Circulating CO3-610, a degradation product of collagen III, closely reflects liver collagen and portal pressure in rats with fibrosis.

Background: Hepatic fibrosis is characterized by intense tissue remodeling, mainly driven by matrix metalloproteinases. We previously identified CO3-610, a type III collagen neoepitope generated by matrix metalloproteinase (MMP)-9, and tested its performance as a fibrosis marker in rats with bile-duct ligation. In this study, we assessed whether CO3-610 could be used as a surrogate biomarker of liver fibrosis and portal hypertension in carbon tetrachloride-induced experimental fibrosis.

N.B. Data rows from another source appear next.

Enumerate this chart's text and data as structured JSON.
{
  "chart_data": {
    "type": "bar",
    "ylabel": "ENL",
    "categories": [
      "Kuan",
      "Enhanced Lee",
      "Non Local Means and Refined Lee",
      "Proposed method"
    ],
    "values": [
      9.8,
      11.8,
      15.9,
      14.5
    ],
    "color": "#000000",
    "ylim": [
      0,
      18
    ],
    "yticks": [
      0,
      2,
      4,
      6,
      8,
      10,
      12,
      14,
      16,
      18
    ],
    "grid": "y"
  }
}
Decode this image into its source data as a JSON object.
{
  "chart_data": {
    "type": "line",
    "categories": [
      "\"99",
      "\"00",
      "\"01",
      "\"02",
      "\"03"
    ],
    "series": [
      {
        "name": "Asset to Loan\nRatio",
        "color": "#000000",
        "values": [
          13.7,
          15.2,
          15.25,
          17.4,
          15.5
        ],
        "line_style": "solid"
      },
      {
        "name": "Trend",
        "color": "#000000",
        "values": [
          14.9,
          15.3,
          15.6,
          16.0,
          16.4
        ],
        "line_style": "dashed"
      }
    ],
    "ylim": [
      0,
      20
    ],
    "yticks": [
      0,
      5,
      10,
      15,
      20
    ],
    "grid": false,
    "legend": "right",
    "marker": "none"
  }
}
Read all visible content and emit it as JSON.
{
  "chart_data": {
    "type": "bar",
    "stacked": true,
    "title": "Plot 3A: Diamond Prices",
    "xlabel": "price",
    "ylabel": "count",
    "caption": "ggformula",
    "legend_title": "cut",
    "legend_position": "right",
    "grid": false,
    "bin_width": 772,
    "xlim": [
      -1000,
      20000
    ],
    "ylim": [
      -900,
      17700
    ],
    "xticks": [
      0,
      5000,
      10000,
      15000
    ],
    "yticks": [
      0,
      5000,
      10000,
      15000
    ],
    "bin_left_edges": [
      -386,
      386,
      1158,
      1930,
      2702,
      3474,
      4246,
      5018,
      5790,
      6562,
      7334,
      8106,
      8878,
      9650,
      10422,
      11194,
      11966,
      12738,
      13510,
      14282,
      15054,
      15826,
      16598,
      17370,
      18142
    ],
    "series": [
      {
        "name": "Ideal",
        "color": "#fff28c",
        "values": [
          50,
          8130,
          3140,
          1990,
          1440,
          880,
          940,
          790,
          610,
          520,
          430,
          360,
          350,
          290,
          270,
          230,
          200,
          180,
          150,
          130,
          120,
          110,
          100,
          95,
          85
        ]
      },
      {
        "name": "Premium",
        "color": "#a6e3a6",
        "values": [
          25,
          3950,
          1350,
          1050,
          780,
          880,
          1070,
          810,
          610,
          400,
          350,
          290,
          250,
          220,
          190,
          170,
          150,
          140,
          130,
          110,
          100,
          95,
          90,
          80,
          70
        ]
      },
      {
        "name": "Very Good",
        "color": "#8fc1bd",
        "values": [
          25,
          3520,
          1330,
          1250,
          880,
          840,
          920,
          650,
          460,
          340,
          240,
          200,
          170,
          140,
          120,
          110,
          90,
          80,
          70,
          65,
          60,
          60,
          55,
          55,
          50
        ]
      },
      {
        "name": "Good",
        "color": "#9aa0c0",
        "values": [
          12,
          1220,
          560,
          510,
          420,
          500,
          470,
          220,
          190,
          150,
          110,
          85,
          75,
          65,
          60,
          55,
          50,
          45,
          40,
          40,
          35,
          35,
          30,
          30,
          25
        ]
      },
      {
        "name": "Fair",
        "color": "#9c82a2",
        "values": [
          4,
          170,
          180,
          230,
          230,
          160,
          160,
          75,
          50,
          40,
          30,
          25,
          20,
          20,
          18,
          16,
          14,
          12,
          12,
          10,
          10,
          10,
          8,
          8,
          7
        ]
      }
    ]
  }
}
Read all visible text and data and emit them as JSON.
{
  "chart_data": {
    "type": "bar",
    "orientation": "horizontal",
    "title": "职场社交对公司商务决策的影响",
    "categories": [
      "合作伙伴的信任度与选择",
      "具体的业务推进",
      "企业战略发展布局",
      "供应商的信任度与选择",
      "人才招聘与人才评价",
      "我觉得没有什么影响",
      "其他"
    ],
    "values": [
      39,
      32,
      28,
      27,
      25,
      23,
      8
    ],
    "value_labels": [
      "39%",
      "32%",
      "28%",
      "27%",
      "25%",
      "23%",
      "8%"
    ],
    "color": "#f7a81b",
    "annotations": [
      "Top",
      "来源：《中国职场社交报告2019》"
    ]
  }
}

Results: For this study, 68 Wistar rats were used. Serum CO3-610 was measured by ELISA. Liver fibrosis was quantified by Sirius red staining. Serum hyaluronic acid (HA) was measured with a binding-protein assay. Gene expression of collagens I and III, Mmp2 and Mmp9, and tissue inhibitors of matrix metalloproteinase 1 (Timp1) and 2(Timp2) was quantified by PCR. Hemodynamic measurements were taken in a subgroup of animals. A close direct relationship was found between serum CO3-610 and hepatic collagen content (r = 0.78; P < 0.001), superior to that found for serum HA (r = 0.49; P < 0.05). CO3-610 levels in rats with severe fibrosis (43.5 ± 3.3 ng/mL, P < 0.001) and cirrhosis (60.6 ± 4.3 ng/mL, P < 0.001) were significantly higher than those in control animals (26.6 ± 1.3 ng/mL). Importantly, a highly significant relationship was found between serum CO3-610 and portal hypertension (r = 0.84; P < 0.001). Liver Mmp9 expression increased significantly in fibrotic animals but decreased to control levels in cirrhotic ones.

Conclusions: Circulating CO3-610 behaves as a reliable indicator of hepatic remodeling and portal hypertension in experimental fibrosis. This peptide could ultimately be a useful marker for the management of liver disease in patients.